I wouldn't look at is gouging, rather than looking at it for what it really (to me) appears to be..., OUR form of socialized medicine.

The so-called gouging is merely the costs of Judy's procedures, an additional portion tacked on to cover the costs of those who won't or can't pay for the medical treatments that the hospital does not deny them. (No one is denied services, but the cost/burden is borne by those without the clout to negotiate a better price.


”I will never ever understand the compassionless political Conservatives and Republicans are you sure that you want to lay the blame for this practice on one particular party??? who think it is all right for low and moderate income people without adequately sufficient health insurance but everybody has an obligation to have adequate/sufficient insurance to go without needed health care because of the expensive, overpriced American Health Care Industry.”

How does one determine the “fair/reasonable” price/cost of of health care?
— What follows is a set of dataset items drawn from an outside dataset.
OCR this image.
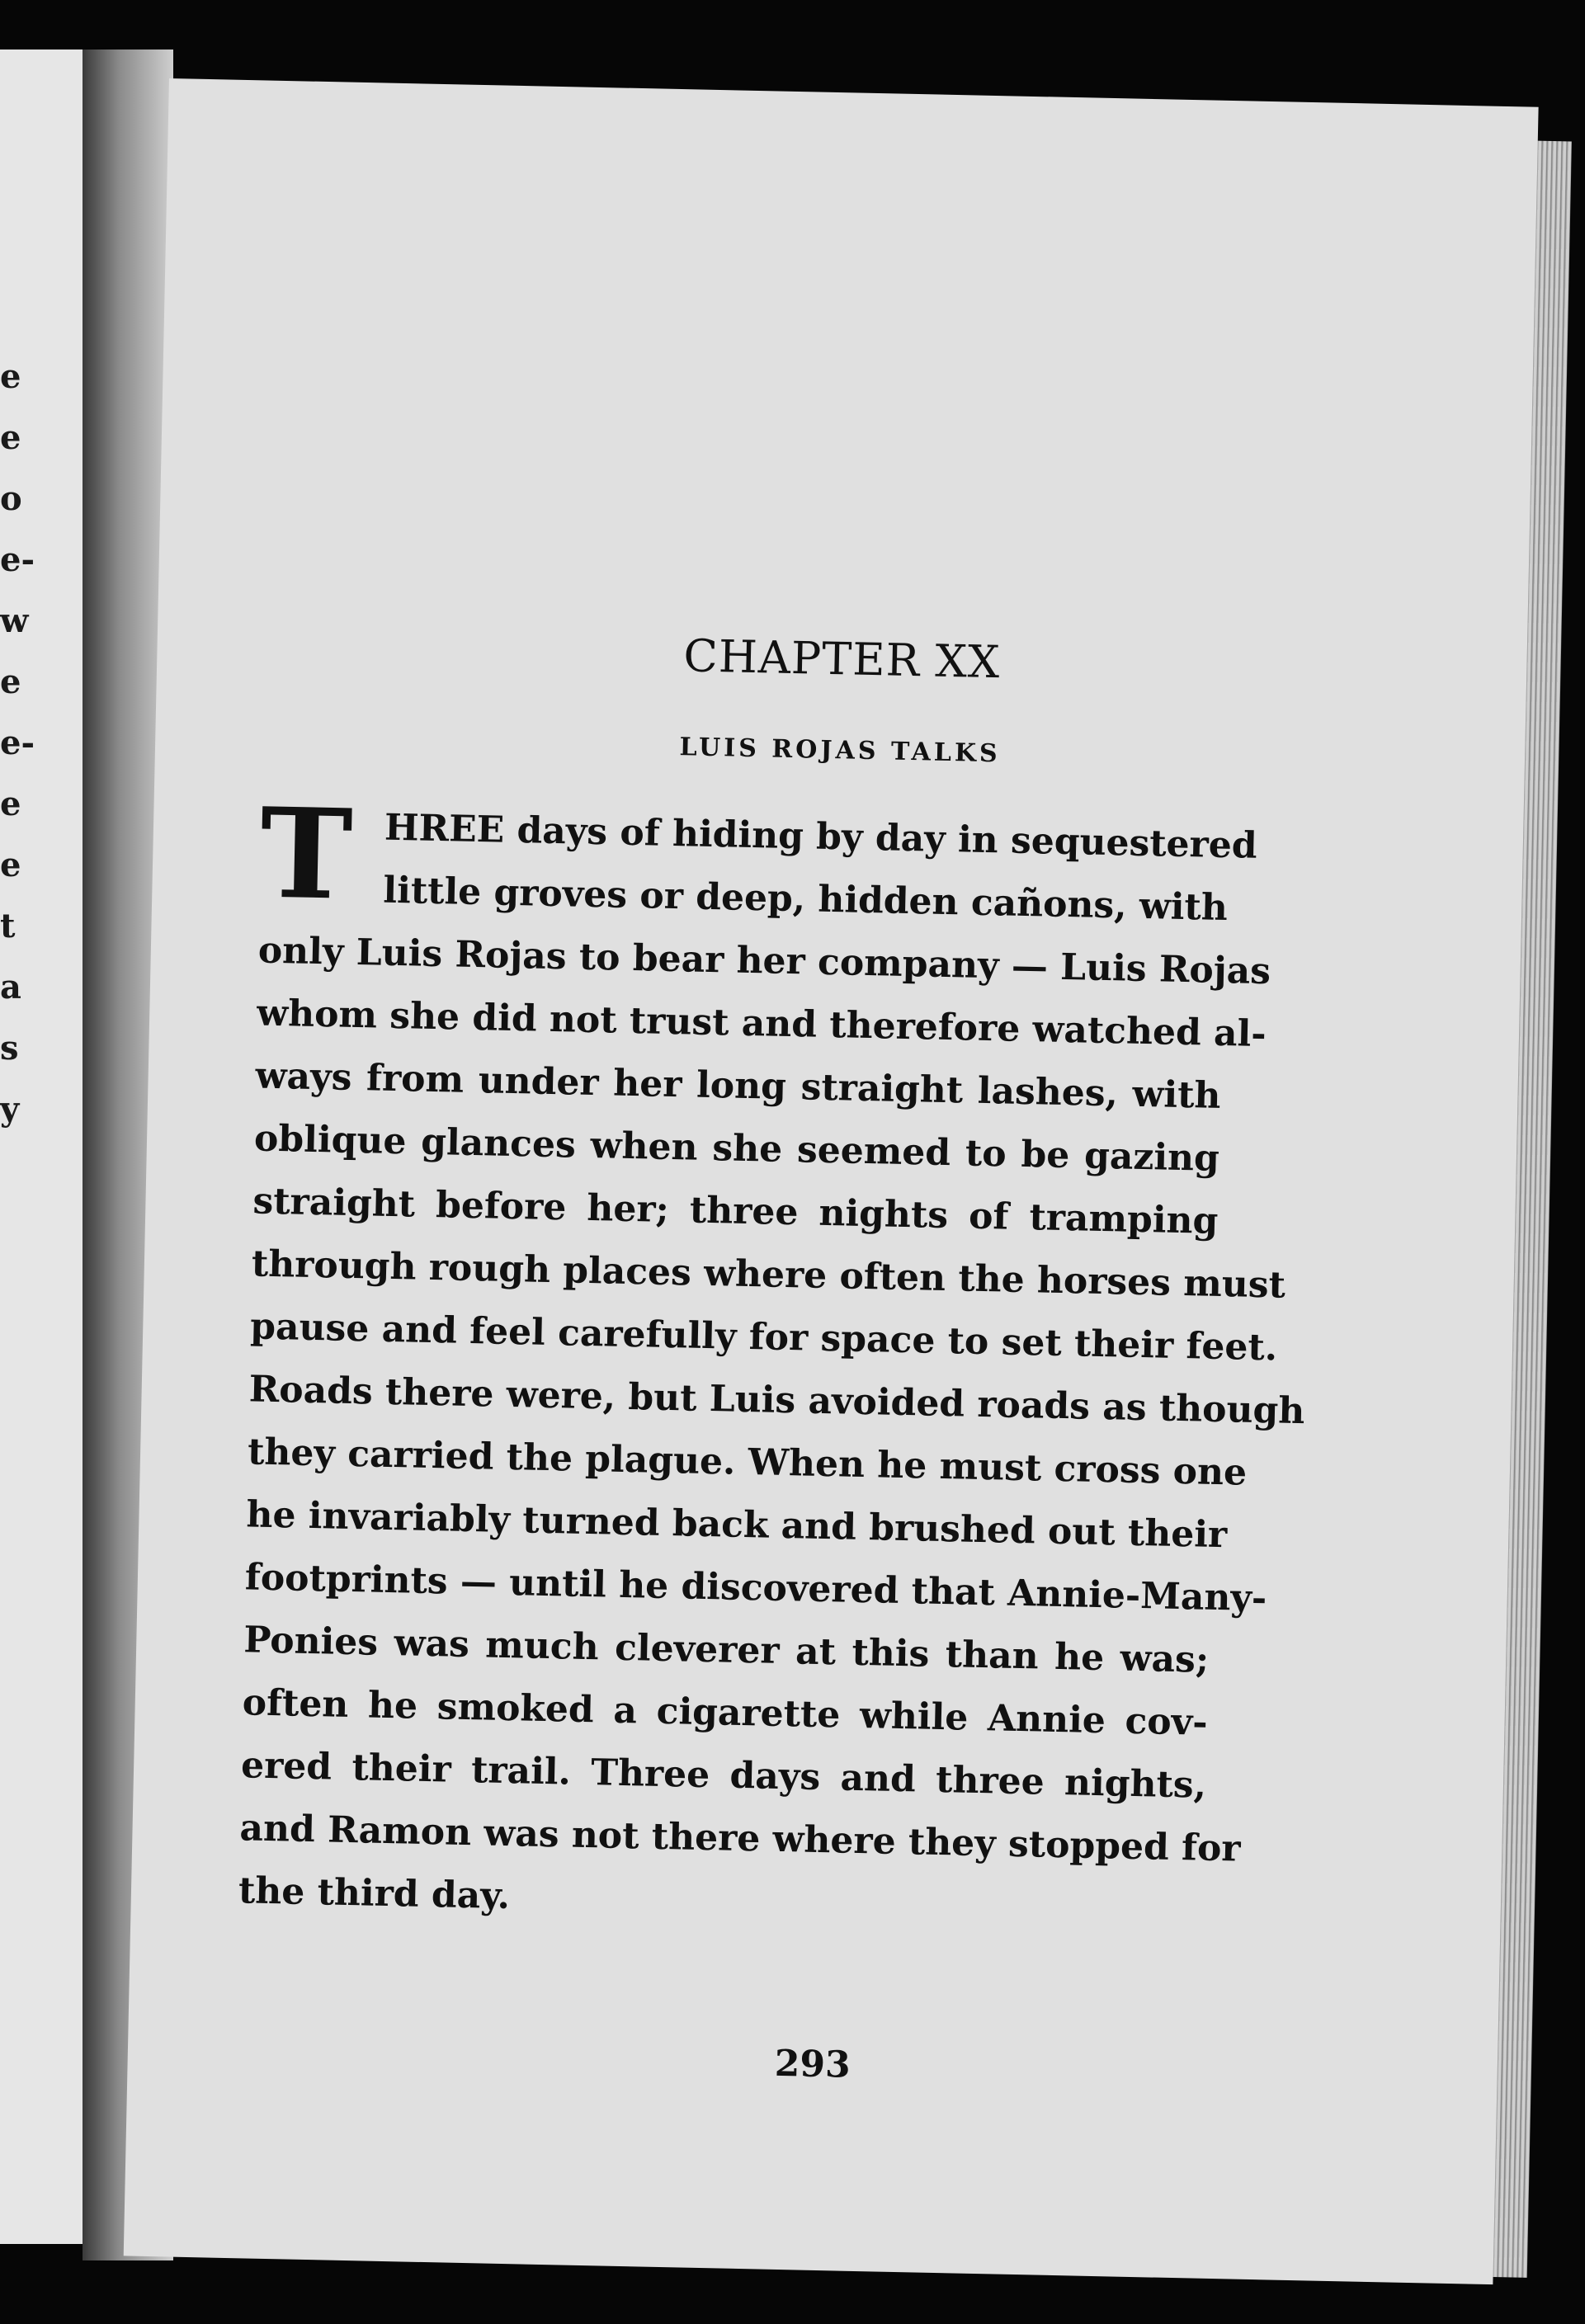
e
e
o
e-
w
e
e-
e
e
t
a
s
y
CHAPTER XX
LUIS ROJAS TALKS
T HREE days of hiding by day in sequestered
little groves or deep, hidden cañons, with
only Luis Rojas to bear her company — Luis Rojas
whom she did not trust and therefore watched al-
ways from under her long straight lashes, with
oblique glances when she seemed to be gazing
straight before her; three nights of tramping
through rough places where often the horses must
pause and feel carefully for space to set their feet.
Roads there were, but Luis avoided roads as though
they carried the plague. When he must cross one
he invariably turned back and brushed out their
footprints — until he discovered that Annie-Many-
Ponies was much cleverer at this than he was;
often he smoked a cigarette while Annie cov-
ered their trail. Three days and three nights,
and Ramon was not there where they stopped for
the third day.
293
And, just how long would hospitals continue to stay in business if they weren't allowed to collect enough revenue (from everyone) to keep the bills paid?

It's just like these so-called bailouts; those of us who were/are prudent and have lived within our/their means are rewarded (by our government, both/all parties, by being made to bail out those including car companies, banks, etc. who were not so prudent in their spending ways.
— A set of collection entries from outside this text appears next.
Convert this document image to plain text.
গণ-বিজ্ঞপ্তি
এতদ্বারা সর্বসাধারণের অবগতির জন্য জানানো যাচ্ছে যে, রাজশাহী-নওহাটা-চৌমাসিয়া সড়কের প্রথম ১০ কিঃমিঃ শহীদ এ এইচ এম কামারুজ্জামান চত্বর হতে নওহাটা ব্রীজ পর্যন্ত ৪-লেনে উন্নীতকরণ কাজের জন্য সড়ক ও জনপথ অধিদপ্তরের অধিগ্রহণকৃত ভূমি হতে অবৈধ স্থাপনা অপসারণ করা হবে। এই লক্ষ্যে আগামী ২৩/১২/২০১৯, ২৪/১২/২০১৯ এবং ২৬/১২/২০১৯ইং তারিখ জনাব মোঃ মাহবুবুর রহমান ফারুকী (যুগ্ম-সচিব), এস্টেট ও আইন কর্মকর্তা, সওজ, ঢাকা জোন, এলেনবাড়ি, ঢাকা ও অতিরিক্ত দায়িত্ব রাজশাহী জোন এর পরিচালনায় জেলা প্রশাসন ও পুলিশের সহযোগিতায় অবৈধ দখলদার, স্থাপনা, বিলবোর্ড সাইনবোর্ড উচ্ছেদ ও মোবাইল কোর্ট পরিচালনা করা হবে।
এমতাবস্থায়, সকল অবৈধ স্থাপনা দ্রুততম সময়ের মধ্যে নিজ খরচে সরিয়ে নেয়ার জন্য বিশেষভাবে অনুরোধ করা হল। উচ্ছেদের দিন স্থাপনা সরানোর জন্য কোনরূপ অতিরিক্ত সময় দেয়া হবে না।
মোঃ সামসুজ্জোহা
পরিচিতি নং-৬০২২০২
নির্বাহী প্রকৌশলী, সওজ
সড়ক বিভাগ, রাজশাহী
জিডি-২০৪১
If you think about it, we are more socialized/socialistic than we'd like to admit...

Tim Higgins said...

Roland,

I can understand your anger and confusion over what certainly appears to be an unfair payment system. You writing however, does not appear to take into account that many of the costs charged to and paid by insurance companies are dictated by those of a government-controlled Medicare and Medicaid system. Private insurers will often refuse to pay any more to the doctors than the government mandates.

Such artificial controls on care whose costs are increasing as a result of a lack of tort reform, increasing govt regulation, and an ever-increasing life span of our population add to the situation. Amigo Dave also has it right when he said that costs are also influenced by those who pay nothing, and can lead 'evil private enterprise' to raise prices where they can in order to cover such costs than are unchanging.

The question then, is whether the evil conservatives are to blame for attempting to keep government price controls and subsidies from the business of medical care in this country, or whether it's the good intentions of misguided liberals who have increasing created a crony capitalism in this country in medicine as well as many other parts of the economy.

The answer ultimately might be both, with the caveat that government has proved itself particularly inept in functioning in a business environment. Giving it increasing control in one as important as health care seems reckless at best, and as criminal as the costs you decry at worst.

Judy said...

Dave & Tim,
I agree to disagree with both of you on this issue, but respect your right to your own opinion. On another vein, WHY is it less expensive to get a flu shot at a local supermarket ot drugstore than at ones own doctors office?

Hooda Thunkit (Dave Zawodny) said...

Amigo Judy,

"On another vein, WHY is it less expensive to get a flu shot at a local supermarket ot drugstore than at ones own doctors office?"

I would have to hazard a guess that it's those pesky capitalistic forces at work allowing competition again...

Doctors tend to live and work in a vacuum and feel no pressure to compete, while the Walgreens and WalMarts of the world (with their buying power) can purchase and deliver the same medications for less and still make a profit.